Banning Russia from Auschwitz ceremony ‘perverted’ – Serbian president

25 Sep, 2024 23:14 / Updated 3 months ago
Compatriots of those who built the Nazi death camp will presumably attend, Aleksandar Vucic has said

Excluding Russia from ceremonies marking the 80th anniversary of the liberation of the Auschwitz death camp by Soviet troops illustrates what’s wrong with the West, Serbian President Aleksandar Vucic has said.

Troops of the Red Army’s 332nd Rifle Division reached the death camp, built in southern Poland by Nazi Germany, on January 27, 1945, liberating around 7,000 remaining prisoners. 

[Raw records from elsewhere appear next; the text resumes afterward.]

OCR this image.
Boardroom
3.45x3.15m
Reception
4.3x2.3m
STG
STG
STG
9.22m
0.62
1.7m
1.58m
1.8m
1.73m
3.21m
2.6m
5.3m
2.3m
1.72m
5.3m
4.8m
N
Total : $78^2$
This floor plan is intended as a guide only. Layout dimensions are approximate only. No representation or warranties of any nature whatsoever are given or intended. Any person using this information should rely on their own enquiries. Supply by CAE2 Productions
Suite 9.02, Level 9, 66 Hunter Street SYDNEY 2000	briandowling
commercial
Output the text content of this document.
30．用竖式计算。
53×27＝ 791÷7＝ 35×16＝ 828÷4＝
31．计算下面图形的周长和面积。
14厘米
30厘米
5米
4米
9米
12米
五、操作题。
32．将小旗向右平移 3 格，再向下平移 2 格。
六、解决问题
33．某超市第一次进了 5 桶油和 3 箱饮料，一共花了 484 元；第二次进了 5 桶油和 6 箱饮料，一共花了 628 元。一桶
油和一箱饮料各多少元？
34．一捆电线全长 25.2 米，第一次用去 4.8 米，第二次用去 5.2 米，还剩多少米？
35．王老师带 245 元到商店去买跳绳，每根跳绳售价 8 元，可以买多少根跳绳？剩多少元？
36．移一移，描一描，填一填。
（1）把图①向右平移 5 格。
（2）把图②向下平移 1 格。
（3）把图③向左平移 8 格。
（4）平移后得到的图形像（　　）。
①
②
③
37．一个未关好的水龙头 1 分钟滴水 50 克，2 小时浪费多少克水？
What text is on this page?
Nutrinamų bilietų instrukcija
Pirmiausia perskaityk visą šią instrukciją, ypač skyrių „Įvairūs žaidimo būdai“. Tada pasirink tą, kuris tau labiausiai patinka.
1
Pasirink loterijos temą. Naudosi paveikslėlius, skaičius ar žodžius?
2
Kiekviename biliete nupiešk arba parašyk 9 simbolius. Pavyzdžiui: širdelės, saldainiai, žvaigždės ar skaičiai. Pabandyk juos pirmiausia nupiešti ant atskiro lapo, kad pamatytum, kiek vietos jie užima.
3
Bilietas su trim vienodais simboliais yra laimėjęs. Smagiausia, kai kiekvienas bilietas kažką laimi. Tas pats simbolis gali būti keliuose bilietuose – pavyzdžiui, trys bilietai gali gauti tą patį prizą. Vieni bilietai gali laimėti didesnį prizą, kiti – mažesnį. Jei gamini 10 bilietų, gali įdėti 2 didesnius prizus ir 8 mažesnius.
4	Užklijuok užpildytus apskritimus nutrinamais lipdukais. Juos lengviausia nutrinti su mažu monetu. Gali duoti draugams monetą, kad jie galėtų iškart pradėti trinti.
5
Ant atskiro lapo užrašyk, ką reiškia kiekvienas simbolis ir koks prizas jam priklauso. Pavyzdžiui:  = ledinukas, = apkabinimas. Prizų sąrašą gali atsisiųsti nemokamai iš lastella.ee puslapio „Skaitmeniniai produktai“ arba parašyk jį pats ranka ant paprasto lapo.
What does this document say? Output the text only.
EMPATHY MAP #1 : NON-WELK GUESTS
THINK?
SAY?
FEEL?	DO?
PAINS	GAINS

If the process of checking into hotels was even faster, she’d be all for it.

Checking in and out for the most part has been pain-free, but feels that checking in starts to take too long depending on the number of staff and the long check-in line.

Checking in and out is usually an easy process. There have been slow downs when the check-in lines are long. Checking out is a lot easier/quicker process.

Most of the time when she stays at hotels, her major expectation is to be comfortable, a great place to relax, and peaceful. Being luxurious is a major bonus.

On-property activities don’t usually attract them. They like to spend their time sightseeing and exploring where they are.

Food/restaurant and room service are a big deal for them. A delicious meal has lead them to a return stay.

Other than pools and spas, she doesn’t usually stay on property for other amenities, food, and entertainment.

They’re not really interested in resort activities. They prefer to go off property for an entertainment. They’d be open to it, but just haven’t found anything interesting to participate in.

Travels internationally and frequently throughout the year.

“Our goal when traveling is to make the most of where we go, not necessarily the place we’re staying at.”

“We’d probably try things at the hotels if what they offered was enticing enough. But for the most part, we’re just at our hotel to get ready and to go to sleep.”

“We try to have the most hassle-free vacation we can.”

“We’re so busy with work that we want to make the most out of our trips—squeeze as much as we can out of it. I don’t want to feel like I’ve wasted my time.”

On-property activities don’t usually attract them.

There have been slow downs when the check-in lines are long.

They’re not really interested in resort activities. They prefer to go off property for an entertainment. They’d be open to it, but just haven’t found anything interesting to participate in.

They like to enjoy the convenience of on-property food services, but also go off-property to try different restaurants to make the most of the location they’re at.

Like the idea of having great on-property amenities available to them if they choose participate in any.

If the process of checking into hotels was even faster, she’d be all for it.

“Soon you will have the ceremony marking the liberation of the Auschwitz-Birkenau concentration camp,” Vucic told Serbian media on Wednesday, on the sidelines of the UN General Assembly session in New York.

“Those who liberated Auschwitz-Birkenau, the Russians, won’t be invited. I presume that those who had the camp built will be invited,” Vucic said. “Everything in this world is, pardon my phrase, perverted and inverted.”

The Auschwitz Museum in Poland has made a point of not inviting Russia to ceremonies since the outbreak of hostilities with Ukraine in 2022. Last year, museum director Piotr Cywinski accused Moscow of a “similar sick megalomania” and “similar lust for power” as the Nazis, drawing a rebuke from Moscow.

“This is the anniversary of liberation,” Cywinski said in a statement earlier this week. “We remember the victims, but we also celebrate freedom. It is hard to imagine the presence of Russia, which clearly does not understand the value of freedom. Such presence would be cynical.”

The Serbian president brought up Cywinski’s gesture in the context of Western leaders repeatedly invoking “territorial integrity and respecting the UN Charter,” but only when it comes to Ukraine.

“When it comes to the Serbs, who cares?” Vucic said. “They don’t care, that’s the point. They can seize Serbian territory and back secession with impunity.”

The US and its allies backed the ethnic Albanian separatists in the Serbian province of Kosovo to declare independence in 2008, and have since pressured Belgrade to recognize this act. Vucic has refused.

The Serbian president lamented that Kosovo Albanians and other groups in the Balkans routinely trample the rights of the Serbs “because they think they can do whatever they want, since they are protected by big Western powers.”

Moscow has accused the US of historical revisionism in recent years, as Washington pushed a narrative that World War II started with a “joint” Nazi and Soviet invasion of Poland, while omitting the Soviet role in defeating the Third Reich and liberating Auschwitz.

It is believed that more than 1.1 million people perished in the complex of death camps near the town of Oswiecim, most of them Jews deported from all over Eastern Europe.